A cyclone formed over the Pacific Ocean on Monday in a process called "bombogenesis" -- the rapid intensification of a low-pressure system over 24 hours. But by late Wednesday afternoon, the storm had weakened, canceling many high wind warnings. Western Alaska communities will still face stormy conditions through Friday, though, and the danger of flooding remains widespread throughout Southwestern Alaska.
The National Weather Service warns of rough waters on the Bering Sea through Thursday. Hurricane-force winds have been weakening as the storm moves across the Pacific Ocean and toward Alaska, but winds up to 55 knots and seas reaching 22 feet are forecast for the Bering Sea from the Western Aleutians to the tip of the Seward Peninsula.

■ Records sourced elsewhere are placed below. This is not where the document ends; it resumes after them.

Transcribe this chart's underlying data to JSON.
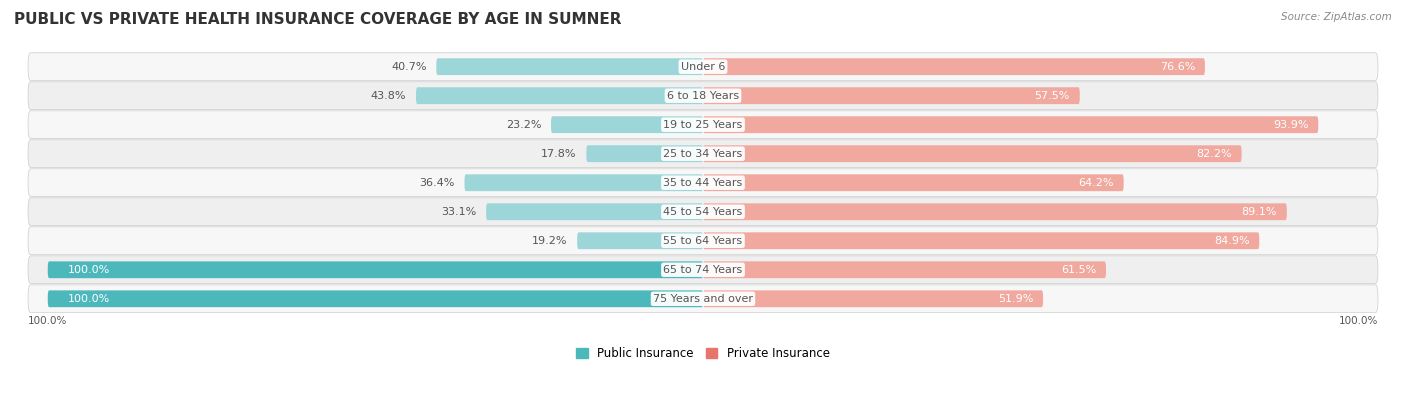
{
  "title": "PUBLIC VS PRIVATE HEALTH INSURANCE COVERAGE BY AGE IN SUMNER",
  "source": "Source: ZipAtlas.com",
  "categories": [
    "Under 6",
    "6 to 18 Years",
    "19 to 25 Years",
    "25 to 34 Years",
    "35 to 44 Years",
    "45 to 54 Years",
    "55 to 64 Years",
    "65 to 74 Years",
    "75 Years and over"
  ],
  "public_values": [
    40.7,
    43.8,
    23.2,
    17.8,
    36.4,
    33.1,
    19.2,
    100.0,
    100.0
  ],
  "private_values": [
    76.6,
    57.5,
    93.9,
    82.2,
    64.2,
    89.1,
    84.9,
    61.5,
    51.9
  ],
  "public_color": "#4db8bc",
  "private_color": "#e8756b",
  "public_color_light": "#9dd6d8",
  "private_color_light": "#f0a89f",
  "label_color_dark": "#555555",
  "label_color_white": "#ffffff",
  "row_colors": [
    "#f7f7f7",
    "#efefef"
  ],
  "max_value": 100.0,
  "legend_public": "Public Insurance",
  "legend_private": "Private Insurance",
  "title_fontsize": 11,
  "label_fontsize": 8,
  "axis_label_fontsize": 7.5,
  "source_fontsize": 7.5
}
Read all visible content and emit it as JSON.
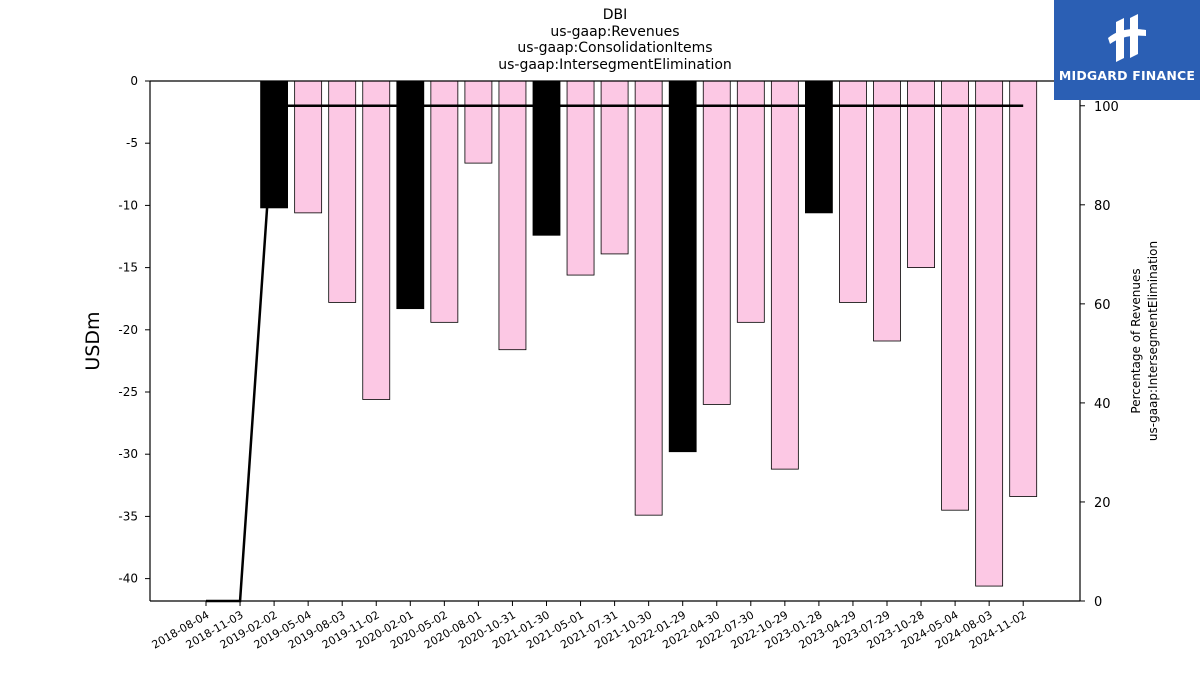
{
  "chart_data": {
    "type": "bar",
    "title_lines": [
      "DBI",
      "us-gaap:Revenues",
      "us-gaap:ConsolidationItems",
      "us-gaap:IntersegmentElimination"
    ],
    "ylabel": "USDm",
    "y2label_lines": [
      "Percentage of Revenues",
      "us-gaap:IntersegmentElimination"
    ],
    "categories": [
      "2018-08-04",
      "2018-11-03",
      "2019-02-02",
      "2019-05-04",
      "2019-08-03",
      "2019-11-02",
      "2020-02-01",
      "2020-05-02",
      "2020-08-01",
      "2020-10-31",
      "2021-01-30",
      "2021-05-01",
      "2021-07-31",
      "2021-10-30",
      "2022-01-29",
      "2022-04-30",
      "2022-07-30",
      "2022-10-29",
      "2023-01-28",
      "2023-04-29",
      "2023-07-29",
      "2023-10-28",
      "2024-05-04",
      "2024-08-03",
      "2024-11-02"
    ],
    "series": [
      {
        "values": [
          null,
          null,
          -10.2,
          -10.6,
          -17.8,
          -25.6,
          -18.3,
          -19.4,
          -6.6,
          -21.6,
          -12.4,
          -15.6,
          -13.9,
          -34.9,
          -29.8,
          -26.0,
          -19.4,
          -31.2,
          -10.6,
          -17.8,
          -20.9,
          -15.0,
          -34.5,
          -40.6,
          -33.4
        ],
        "colors": [
          "",
          "",
          "#000000",
          "#fcc8e4",
          "#fcc8e4",
          "#fcc8e4",
          "#000000",
          "#fcc8e4",
          "#fcc8e4",
          "#fcc8e4",
          "#000000",
          "#fcc8e4",
          "#fcc8e4",
          "#fcc8e4",
          "#000000",
          "#fcc8e4",
          "#fcc8e4",
          "#fcc8e4",
          "#000000",
          "#fcc8e4",
          "#fcc8e4",
          "#fcc8e4",
          "#fcc8e4",
          "#fcc8e4",
          "#fcc8e4"
        ]
      },
      {
        "axis": "right",
        "type": "line",
        "values": [
          0,
          0,
          100,
          100,
          100,
          100,
          100,
          100,
          100,
          100,
          100,
          100,
          100,
          100,
          100,
          100,
          100,
          100,
          100,
          100,
          100,
          100,
          100,
          100,
          100
        ],
        "color": "#000000"
      }
    ],
    "ylim": [
      -41.8,
      0
    ],
    "yticks": [
      0,
      -5,
      -10,
      -15,
      -20,
      -25,
      -30,
      -35,
      -40
    ],
    "y2lim": [
      0,
      105
    ],
    "y2ticks": [
      0,
      20,
      40,
      60,
      80,
      100
    ],
    "grid": false,
    "legend": "none"
  },
  "brand": {
    "name": "MIDGARD FINANCE",
    "color": "#2b5fb4"
  }
}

The Western and Central Aleutians saw 80 mph gusts on Tuesday. On St. Paul Island, a record wind speed for this date of 71 mph was recorded on Wednesday, shattering the old record of 48 mph set in 2009. The St. Paul harbormaster reported that a shed and a few dumpsters were blown down, and one National Weather Service employee had the satellite dish ripped from the side of his house. A high wind warning is in effect for St. Lawrence Island until midnight Wednesday.
Although many weather warnings have been cancelled as the storm weakens, high wind and coastal flood warnings are in effect across Southwest Alaska and parts of the western coast. Check the latest on your area online at the NWS warnings page.